1. When \(K\) is divisible by \(2^N\)

If \(K\) is divisible by \(2^N\), then we can set \(B\) to the sequence containing \(2^N\) copies of \(\frac{K}{2^N}\). Its imbalance is \(0\), which is minimum possible. One can assert that the algorithm above yields a sequence containing \(2^N\) copies of \(\frac{K}{2^N}\), so the algorithm is valid.

2. When \(K\) is not divisible by \(2^N\)

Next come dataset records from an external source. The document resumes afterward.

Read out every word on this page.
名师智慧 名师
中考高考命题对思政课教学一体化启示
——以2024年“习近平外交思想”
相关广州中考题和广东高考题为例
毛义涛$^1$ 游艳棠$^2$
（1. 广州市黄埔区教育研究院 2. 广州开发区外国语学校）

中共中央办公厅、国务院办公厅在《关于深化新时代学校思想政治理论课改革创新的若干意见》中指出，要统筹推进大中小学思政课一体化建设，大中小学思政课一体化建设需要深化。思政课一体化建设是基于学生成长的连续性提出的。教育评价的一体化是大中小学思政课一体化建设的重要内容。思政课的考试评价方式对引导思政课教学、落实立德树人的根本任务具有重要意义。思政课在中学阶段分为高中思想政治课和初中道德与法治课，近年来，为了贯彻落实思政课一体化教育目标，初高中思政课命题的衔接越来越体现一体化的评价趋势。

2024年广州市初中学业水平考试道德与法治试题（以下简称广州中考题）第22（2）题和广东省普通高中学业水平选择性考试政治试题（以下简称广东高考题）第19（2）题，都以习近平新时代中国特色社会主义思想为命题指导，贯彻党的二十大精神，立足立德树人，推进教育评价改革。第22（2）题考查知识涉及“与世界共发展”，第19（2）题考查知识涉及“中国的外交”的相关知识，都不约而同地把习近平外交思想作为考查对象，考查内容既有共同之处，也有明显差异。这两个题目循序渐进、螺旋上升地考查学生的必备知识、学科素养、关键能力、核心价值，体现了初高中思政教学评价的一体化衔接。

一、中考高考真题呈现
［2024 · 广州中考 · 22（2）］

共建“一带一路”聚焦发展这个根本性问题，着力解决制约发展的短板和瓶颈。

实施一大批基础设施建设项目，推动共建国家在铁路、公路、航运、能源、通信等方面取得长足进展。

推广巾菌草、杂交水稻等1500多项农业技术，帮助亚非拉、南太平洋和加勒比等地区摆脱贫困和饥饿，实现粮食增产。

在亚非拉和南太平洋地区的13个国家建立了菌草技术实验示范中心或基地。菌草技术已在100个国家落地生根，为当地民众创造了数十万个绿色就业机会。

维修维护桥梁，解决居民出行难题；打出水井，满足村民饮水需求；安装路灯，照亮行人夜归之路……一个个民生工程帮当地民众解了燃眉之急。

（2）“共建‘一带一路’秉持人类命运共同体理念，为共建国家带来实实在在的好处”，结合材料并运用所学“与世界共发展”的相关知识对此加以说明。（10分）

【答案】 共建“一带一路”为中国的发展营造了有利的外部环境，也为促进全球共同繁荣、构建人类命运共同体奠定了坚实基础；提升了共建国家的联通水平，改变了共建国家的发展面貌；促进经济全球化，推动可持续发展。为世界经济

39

When \(K\) is not divisible by \(2^N\), then we cannot achieve an imbalance \(0\). That is, the imbalance is at least \(1\).
Conversely, one can prove that the algorithm above achieves an imbalance \(1\).
The proof is outlined as follows. In the algorithm above, the length of the sequence is doubled step-by-step: \(1, 2, \dots, 2^N\). This is the inverse procedure of that in the problem statement. In other words, the imbalance of the obtained sequence is the maximum difference between the maximum and minimum values of the elements in the ans assigned at any time in the procedure.

As a lemma, one can prove that the difference between the maximum and minimum values contained in ans is always \(1\) or less.
This lemma can be proved as follows. The case where the difference between the maximum and minimum values contained in ans is \(1\) or less always falls into one of the following three cases. The initial state satisfies A.

• A: (maximum value) = (minimum value).
• B: For some integer \(m\), (maximum value) \(= 2m+1\) and (minimum value) \(= 2m\).
• B: For some integer \(m\), (maximum value) \(= 2m\) and (minimum value) \(= 2m-1\).

Then one can prove that when you apply an operation to any of the states A, B, or C, the resulting state also satisfy one of A, B, and C. (We omit the proof here, but it can be shown with a casework. Notice that obtaining a / 2 and a - a / 2 from a is equivalent to finding \(\lfloor a/2 \rfloor\) and \(\lceil a/2 \rceil\) from \(a\).) Therefore, the lemma has been proved.

Hence, the imbalance of the sequence obtained by the procedure above is \(1\), which is what we want.

The complexity is \(\mathrm{O}(2^N)\), which is fast enough.

• Sample code (C++)

#include <algorithm>
#include <iostream>
#include <vector>
using namespace std;

int main() {
  int N, K;
  cin >> N >> K;
  vector<int> ans{K};
  for (int n = 0; n < N; n++) {
    vector<int> nxt;
    for (int a : ans) {
      nxt.push_back(a / 2);
      nxt.push_back(a - a / 2);
    }
    ans = nxt;
  }
  int max = *max_element(begin(ans), end(ans));
  int min = *min_element(begin(ans), end(ans));
  cout << max - min << "\n";
  for (int i = 0; i < (int)ans.size(); i++) {
    cout << ans[i] << " \n"[i + 1 == (int)ans.size()];
  }
}